WataugaThe Watauga Building – which at one time was a hotel, at the corner of Gay and Park Avenue.
Finding this place took some detective work and help from the community. First was Park Avenue. The answer to that came on the forums: 

In the late 1850s-1880s, this street was called Craig Street in the town of Shieldstown, east of First Creek, and was called Park Street in the city of Knoxville, west of First Creek. The streets were in separate towns, neither was a main thoroughfare, there was no bridge over the creek, and the streets did not meet. The main streets out to Chilhowee Park were East Fifth and Linden, and the early streetcars, horse-drawn, took these routes in the 1870s and 1880s.In the 1880s or 1890s, Brian Branner, mayor of Knoxville, who lived on Craig Street in Shieldstown, renamed Craig Street after his mother Magnolia Branner. At some point Park Street in Knoxville was renamed Magnolia, probably to match the rest of the street. This would most likely have been after the bridge was built over First Creek connecting the streets, after trolleys were running out Magnolia Avenue, or after Shieldstown and its subdivisions, known as Park City, were incorporated by Knoxville.

Margery Bensey
Park City

That placed the Watauga at the corner where Regas is today, but across from the Regas is Whist Court, which is not at all right and the other two corners were leveled for the Interstate.
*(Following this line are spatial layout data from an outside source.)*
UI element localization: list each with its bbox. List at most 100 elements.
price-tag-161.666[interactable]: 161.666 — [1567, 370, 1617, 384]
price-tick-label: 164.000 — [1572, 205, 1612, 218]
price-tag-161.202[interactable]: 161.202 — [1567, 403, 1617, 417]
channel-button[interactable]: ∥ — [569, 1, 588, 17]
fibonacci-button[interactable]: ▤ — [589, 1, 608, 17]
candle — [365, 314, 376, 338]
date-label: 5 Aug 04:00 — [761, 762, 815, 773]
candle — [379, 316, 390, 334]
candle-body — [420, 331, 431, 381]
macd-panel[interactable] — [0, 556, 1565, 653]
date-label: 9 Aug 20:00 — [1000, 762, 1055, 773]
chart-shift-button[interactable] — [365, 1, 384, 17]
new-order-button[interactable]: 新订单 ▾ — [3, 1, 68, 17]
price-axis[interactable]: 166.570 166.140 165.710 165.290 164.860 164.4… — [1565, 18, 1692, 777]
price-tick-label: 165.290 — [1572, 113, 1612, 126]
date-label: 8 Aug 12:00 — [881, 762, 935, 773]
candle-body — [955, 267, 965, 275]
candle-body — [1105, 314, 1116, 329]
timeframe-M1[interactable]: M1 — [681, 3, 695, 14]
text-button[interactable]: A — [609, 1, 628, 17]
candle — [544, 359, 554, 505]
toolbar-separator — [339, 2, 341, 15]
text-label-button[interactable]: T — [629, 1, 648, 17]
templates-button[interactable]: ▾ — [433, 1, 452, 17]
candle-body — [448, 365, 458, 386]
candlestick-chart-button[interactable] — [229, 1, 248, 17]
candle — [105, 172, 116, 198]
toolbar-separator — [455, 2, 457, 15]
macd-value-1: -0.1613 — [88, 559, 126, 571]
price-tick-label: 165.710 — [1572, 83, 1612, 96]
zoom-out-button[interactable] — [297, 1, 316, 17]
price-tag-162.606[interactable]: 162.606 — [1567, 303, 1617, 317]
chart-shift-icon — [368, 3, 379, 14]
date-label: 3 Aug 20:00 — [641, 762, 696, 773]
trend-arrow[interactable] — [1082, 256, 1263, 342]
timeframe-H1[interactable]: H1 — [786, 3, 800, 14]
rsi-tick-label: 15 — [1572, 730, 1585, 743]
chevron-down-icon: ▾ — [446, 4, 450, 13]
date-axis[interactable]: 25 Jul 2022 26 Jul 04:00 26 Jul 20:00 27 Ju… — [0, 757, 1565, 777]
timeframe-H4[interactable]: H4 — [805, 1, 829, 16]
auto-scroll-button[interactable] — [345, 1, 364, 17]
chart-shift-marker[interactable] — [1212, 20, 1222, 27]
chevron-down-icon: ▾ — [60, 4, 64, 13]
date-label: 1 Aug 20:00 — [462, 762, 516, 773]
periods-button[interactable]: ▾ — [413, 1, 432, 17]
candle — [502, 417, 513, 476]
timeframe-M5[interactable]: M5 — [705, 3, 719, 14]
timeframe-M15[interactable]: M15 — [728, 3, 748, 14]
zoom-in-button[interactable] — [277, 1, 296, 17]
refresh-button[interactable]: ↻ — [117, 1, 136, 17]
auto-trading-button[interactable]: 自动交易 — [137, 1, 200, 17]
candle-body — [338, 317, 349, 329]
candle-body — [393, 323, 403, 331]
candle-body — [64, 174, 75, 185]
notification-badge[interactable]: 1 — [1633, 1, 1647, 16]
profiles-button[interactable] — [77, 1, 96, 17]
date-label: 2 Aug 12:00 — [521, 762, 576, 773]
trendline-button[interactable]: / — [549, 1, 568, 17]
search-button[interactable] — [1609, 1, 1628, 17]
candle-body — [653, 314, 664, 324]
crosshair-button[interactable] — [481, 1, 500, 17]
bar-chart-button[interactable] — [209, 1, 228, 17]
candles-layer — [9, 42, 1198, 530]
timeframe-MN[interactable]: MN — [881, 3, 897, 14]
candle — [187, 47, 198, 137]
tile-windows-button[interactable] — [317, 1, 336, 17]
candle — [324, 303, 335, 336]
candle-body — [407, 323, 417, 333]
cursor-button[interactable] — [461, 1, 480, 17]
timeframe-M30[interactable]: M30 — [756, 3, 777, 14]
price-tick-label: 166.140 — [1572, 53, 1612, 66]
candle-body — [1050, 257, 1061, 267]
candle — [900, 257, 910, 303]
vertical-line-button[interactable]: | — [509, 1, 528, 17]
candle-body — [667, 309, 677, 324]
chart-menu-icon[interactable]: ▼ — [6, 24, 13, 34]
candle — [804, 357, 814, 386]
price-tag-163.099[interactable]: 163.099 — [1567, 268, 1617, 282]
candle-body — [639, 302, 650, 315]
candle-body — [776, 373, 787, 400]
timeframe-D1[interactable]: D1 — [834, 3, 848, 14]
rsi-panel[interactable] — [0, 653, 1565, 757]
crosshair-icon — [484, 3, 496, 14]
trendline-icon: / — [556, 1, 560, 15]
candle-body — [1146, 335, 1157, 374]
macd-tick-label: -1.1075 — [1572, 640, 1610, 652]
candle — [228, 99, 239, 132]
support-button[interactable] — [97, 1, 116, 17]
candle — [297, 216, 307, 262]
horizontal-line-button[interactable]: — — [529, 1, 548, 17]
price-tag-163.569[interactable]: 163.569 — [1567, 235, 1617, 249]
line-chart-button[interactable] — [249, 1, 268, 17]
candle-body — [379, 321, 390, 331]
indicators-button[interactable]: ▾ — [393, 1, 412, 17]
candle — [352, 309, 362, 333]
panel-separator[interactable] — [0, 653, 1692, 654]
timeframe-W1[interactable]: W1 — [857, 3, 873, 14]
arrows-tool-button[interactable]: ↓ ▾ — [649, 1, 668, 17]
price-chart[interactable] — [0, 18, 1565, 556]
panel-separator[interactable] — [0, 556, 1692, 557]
Being that the Regas is only two stories, the Watauga must have been destroyed right? Take a look at the picture:Regas

Photo courtesy Wes Morgan Watauga

Notice a remarkable resemblance? Were there two buildings built with the same plans, one 2 stories and one 5? The answer came from Jack Neely:

As weird as it seems, the current Regas building in fact does comprise the first two stories of the old Watauga Hotel, one of several hotels that used to be clustered near the Southern station. The three upper floors were razed in the early ’60s because they were empty and considered a fire and crumbling hazard. In those days, there wasn’t much motive to fix them up. Regas wasn’t always there–it started as the ‘Ocean Cafe,’ on Gay near old Commerce. But it has been there since the early-to-mid 1920s. It was originally in a much smaller luncheonette-sized space of the Watauga, but radically remodelled in the ’50s, I assume about the time the Watauga closed, taking up most of the floor.

Thanks for your interest,

Jack Neely

The Watauga lives! The whole thread is HERE 

 

 

One Reply to “Watauga Building – Found”

  1. It’s sad to see that they had razed three of the upper floors of this building. i’d like to see as much of the first level facade restored back to match what exists of the second level.